Bundespatentgericht:
Beschluss vom 13. September 2006
Aktenzeichen: 32 W (pat) 214/04

(BPatG: Beschluss v. 13.09.2006, Az.: 32 W (pat) 214/04)

Tenor

1. Auf die Beschwerde der Anmelderin wird der Beschluss der Markenstelle für Klasse 41 des Deutschen Patent- und Markenamts vom 29. September 2004 insoweit aufgehoben, als die angemeldete Marke für die Dienstleistung "Betrieb eines Callcenters, nämlich Auskunftserteilung" zurückgewiesen wurde.

2. Im Übrigen wird die Beschwerde zurückgewiesen.

Gründe

I.

Die Wortmarke ALL-U-BUY ist am 24. Februar 2004 für Waren in Klasse 9 sowie Dienstleistungen in den Klassen 35, 38, 39, 41 und 42 angemeldet worden. Nach Beanstandung durch die Markenstelle für Klasse 41 hat die Anmelderin ein neugefasstes Verzeichnis der Waren und Dienstleistungen vorgelegt, das am 27. August 2004 beim Deutschen Patent- und Markenamt eingegangen ist. Dieses trägt teilweise den Anregungen und Vorschlägen der Markenstelle Rechnung, teilweise beharrt die Anmelderin aber auf von ihr gewählten Formulierungen.

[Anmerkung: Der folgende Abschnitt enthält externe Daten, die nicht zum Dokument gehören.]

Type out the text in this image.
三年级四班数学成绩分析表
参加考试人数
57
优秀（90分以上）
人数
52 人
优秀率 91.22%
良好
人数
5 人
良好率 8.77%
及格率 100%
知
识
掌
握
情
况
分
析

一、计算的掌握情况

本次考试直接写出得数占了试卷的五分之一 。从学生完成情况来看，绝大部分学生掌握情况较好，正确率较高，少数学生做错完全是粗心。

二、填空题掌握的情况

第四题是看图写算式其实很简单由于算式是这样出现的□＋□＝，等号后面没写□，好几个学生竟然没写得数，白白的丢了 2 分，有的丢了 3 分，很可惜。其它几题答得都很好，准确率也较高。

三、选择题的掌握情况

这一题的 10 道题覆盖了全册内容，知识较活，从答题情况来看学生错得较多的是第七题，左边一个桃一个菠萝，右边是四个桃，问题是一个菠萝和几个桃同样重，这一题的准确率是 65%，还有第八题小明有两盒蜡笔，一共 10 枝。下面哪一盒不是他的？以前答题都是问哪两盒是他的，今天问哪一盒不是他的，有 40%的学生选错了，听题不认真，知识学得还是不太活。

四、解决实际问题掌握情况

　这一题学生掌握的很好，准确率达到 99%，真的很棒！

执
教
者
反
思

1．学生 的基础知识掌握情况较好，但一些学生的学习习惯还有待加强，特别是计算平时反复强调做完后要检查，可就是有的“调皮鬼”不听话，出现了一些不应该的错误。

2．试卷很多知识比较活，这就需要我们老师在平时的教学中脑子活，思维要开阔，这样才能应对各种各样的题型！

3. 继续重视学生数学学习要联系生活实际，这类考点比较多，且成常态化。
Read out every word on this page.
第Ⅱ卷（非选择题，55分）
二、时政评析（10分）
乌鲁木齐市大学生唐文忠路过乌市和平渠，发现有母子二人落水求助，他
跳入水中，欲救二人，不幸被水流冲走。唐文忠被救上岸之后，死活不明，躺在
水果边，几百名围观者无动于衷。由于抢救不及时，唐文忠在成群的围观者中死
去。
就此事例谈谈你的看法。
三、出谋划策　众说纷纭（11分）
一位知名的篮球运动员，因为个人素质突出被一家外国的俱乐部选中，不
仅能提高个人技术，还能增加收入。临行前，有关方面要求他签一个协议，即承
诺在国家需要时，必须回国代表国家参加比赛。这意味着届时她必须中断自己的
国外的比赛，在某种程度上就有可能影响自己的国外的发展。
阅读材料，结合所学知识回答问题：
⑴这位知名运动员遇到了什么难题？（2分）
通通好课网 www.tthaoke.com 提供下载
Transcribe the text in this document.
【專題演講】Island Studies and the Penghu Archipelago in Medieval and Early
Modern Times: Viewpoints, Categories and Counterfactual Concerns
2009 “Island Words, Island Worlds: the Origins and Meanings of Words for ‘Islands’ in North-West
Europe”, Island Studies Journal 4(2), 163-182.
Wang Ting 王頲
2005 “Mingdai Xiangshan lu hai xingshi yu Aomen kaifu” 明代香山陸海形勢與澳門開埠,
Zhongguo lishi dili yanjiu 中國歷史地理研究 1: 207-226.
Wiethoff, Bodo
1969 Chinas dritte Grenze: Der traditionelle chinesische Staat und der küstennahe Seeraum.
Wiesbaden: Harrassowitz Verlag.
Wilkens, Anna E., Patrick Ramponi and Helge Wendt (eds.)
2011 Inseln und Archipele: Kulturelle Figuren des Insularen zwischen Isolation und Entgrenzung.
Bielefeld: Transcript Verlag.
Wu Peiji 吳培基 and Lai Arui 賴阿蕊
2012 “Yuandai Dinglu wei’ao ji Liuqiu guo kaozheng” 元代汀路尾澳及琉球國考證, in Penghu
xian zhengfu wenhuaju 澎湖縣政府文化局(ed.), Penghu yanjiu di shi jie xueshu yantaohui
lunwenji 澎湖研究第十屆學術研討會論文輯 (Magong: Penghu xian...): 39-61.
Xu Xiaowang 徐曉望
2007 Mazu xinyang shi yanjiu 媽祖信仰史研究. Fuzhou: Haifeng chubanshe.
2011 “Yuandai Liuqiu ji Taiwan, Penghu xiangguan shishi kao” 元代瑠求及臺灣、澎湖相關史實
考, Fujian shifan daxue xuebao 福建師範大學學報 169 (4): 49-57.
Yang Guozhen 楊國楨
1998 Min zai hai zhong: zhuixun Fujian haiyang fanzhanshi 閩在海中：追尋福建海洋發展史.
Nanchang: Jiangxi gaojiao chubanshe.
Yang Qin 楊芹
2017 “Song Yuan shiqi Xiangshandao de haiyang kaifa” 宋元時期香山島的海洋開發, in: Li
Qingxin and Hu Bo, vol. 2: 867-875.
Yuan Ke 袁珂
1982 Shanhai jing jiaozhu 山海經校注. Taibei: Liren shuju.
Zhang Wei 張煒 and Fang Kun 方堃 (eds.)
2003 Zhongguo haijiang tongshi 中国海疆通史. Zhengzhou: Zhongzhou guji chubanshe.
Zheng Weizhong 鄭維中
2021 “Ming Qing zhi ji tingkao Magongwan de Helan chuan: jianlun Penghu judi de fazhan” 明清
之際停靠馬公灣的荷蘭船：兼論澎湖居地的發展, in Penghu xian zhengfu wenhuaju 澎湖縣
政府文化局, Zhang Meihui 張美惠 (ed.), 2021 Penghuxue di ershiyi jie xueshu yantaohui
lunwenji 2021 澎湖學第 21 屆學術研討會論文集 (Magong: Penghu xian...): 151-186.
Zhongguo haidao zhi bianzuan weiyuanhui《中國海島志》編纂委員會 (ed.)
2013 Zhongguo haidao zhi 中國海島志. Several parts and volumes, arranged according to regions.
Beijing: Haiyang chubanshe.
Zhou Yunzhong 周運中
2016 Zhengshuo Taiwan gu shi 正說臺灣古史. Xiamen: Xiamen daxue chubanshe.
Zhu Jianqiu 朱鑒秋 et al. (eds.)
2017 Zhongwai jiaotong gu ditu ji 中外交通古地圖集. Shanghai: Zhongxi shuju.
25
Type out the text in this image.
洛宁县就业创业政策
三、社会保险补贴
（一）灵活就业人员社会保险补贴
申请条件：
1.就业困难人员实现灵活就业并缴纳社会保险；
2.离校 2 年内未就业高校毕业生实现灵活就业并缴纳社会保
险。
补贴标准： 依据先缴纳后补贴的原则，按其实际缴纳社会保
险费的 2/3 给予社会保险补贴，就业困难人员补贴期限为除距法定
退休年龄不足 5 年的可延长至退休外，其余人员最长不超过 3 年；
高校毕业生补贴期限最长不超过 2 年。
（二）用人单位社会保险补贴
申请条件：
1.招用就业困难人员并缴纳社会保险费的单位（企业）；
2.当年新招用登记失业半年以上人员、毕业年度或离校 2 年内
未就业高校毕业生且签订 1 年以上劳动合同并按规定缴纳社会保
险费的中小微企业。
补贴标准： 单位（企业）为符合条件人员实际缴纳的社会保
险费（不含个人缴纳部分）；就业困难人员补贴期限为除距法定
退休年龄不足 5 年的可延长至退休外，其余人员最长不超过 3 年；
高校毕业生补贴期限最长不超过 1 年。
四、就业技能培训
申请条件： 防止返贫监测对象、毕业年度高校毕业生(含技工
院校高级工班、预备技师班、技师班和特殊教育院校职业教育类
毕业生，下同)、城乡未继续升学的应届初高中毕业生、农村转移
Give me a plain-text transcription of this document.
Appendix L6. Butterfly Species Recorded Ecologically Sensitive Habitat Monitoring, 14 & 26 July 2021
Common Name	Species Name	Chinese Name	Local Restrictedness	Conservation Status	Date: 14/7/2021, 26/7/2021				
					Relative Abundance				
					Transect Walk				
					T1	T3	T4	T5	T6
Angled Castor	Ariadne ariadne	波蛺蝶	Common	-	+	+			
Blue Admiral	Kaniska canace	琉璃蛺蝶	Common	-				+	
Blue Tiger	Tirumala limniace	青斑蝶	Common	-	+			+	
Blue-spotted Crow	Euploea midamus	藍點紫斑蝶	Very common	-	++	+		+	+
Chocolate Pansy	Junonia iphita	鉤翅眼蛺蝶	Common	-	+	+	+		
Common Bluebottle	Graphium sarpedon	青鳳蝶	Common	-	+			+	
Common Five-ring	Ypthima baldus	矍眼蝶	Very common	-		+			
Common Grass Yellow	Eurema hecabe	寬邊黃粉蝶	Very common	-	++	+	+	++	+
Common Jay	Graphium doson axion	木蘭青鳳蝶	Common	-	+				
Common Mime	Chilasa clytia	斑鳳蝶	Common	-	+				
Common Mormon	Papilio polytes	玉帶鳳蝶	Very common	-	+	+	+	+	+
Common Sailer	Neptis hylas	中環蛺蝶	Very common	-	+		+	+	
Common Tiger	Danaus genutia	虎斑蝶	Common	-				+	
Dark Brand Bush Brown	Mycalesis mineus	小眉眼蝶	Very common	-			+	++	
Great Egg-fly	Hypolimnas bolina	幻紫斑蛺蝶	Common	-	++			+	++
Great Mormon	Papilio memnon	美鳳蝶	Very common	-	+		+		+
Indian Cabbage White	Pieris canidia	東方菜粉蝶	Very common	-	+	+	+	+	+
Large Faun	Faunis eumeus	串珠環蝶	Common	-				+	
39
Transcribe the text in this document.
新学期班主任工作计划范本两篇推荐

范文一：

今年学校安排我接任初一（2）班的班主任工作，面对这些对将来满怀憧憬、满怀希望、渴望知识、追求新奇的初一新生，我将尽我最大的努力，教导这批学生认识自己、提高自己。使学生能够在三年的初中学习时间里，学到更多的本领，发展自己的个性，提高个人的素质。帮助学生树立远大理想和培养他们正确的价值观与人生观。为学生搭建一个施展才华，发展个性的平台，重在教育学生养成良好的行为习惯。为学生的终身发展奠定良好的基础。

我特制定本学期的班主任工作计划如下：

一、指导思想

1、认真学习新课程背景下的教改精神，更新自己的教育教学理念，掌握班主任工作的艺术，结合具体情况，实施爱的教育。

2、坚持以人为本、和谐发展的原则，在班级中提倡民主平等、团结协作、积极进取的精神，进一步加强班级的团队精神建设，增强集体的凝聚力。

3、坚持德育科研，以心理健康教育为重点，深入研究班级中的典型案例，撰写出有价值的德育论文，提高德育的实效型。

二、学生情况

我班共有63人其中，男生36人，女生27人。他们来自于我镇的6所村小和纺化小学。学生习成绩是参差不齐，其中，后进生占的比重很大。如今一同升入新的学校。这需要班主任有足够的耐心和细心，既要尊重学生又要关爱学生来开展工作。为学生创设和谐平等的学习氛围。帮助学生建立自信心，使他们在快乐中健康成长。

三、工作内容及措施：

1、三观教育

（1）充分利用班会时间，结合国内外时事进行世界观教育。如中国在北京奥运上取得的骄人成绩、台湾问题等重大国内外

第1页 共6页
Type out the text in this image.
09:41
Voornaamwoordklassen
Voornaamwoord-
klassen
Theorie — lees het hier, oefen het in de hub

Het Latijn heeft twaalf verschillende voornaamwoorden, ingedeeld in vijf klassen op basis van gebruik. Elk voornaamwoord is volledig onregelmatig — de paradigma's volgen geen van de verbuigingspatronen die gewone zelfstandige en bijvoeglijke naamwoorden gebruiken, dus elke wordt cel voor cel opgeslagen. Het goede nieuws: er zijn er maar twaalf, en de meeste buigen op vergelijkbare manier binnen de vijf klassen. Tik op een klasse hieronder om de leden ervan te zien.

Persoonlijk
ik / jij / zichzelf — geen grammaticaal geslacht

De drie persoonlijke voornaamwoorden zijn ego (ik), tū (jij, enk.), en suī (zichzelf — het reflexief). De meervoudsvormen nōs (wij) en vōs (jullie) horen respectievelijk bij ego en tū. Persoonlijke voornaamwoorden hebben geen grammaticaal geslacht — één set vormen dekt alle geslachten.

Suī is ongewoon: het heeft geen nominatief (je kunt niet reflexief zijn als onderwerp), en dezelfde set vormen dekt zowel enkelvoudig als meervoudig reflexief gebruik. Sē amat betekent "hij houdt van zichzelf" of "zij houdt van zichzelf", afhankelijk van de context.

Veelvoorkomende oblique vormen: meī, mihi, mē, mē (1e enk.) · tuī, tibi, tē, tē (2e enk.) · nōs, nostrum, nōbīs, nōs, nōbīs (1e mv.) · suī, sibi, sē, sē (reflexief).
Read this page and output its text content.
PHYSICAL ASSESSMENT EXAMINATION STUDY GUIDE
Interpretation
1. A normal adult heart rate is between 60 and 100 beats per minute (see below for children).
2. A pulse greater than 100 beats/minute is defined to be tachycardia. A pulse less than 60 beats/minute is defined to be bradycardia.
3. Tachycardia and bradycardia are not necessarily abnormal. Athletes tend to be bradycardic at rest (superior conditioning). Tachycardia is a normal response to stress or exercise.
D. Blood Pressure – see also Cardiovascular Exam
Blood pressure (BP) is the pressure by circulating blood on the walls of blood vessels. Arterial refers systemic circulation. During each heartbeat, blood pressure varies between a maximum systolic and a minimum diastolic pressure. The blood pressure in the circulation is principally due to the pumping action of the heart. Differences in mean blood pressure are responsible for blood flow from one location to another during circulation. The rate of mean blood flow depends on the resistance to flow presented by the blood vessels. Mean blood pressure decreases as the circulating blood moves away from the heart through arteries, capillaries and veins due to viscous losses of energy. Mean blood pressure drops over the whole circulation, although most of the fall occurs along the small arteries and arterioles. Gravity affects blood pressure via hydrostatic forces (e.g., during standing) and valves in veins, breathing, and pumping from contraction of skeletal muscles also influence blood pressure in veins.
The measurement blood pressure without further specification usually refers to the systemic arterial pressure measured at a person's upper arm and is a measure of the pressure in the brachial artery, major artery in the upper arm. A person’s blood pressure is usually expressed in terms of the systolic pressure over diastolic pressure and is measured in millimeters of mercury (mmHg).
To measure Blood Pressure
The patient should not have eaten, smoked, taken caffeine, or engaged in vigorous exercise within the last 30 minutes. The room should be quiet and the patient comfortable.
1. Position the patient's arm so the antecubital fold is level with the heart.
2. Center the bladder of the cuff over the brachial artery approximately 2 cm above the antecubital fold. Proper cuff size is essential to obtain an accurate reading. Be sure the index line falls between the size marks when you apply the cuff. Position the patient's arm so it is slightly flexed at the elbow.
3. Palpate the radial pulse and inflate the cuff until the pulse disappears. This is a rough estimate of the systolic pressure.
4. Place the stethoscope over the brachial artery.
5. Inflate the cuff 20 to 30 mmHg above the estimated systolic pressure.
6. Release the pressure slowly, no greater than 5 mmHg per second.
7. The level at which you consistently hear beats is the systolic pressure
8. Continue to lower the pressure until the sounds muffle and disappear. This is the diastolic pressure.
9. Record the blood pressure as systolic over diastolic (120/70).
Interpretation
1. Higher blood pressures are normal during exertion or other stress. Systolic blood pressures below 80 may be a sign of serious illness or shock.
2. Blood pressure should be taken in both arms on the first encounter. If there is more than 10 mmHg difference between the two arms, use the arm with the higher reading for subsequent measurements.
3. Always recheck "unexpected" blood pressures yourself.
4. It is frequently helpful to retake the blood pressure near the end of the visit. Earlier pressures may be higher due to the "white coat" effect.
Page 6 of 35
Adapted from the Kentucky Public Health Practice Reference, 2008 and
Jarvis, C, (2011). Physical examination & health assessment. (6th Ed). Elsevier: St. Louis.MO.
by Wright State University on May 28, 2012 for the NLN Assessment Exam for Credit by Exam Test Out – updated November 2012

Mit Beschluss der Markenstelle - Beamtin des gehobenen Dienstes - vom 29. September 2004 ist die Anmeldung teilweise zurückgewiesen worden, nämlich für

"Dienstleistungen eines Einzelhandels, nämlich eines Kiosks und eines Supermarktes; Betrieb eines Callcenters, nämlich Auskunftserteilung; Betrieb einer Hotline, nämlich telefonische Beratung und Beratung mittels Intranet und Internet, insbesondere für die Bedienung, Pflege und Benutzung von Computerdatenbanken und Computersoftware".

Insoweit handele es sich um ungenaue, markenrechtlich nicht klassifizierbare Angaben. Das Anmeldeerfordernis der Bestimmtheit des Verzeichnisses der Waren und Dienstleistungen sei nicht erfüllt.

Gegen diese Entscheidung richtet sich die Beschwerde der Anmelderin. Eine - zunächst angekündigte - Begründung ist nicht zu den Gerichtsakten gelangt.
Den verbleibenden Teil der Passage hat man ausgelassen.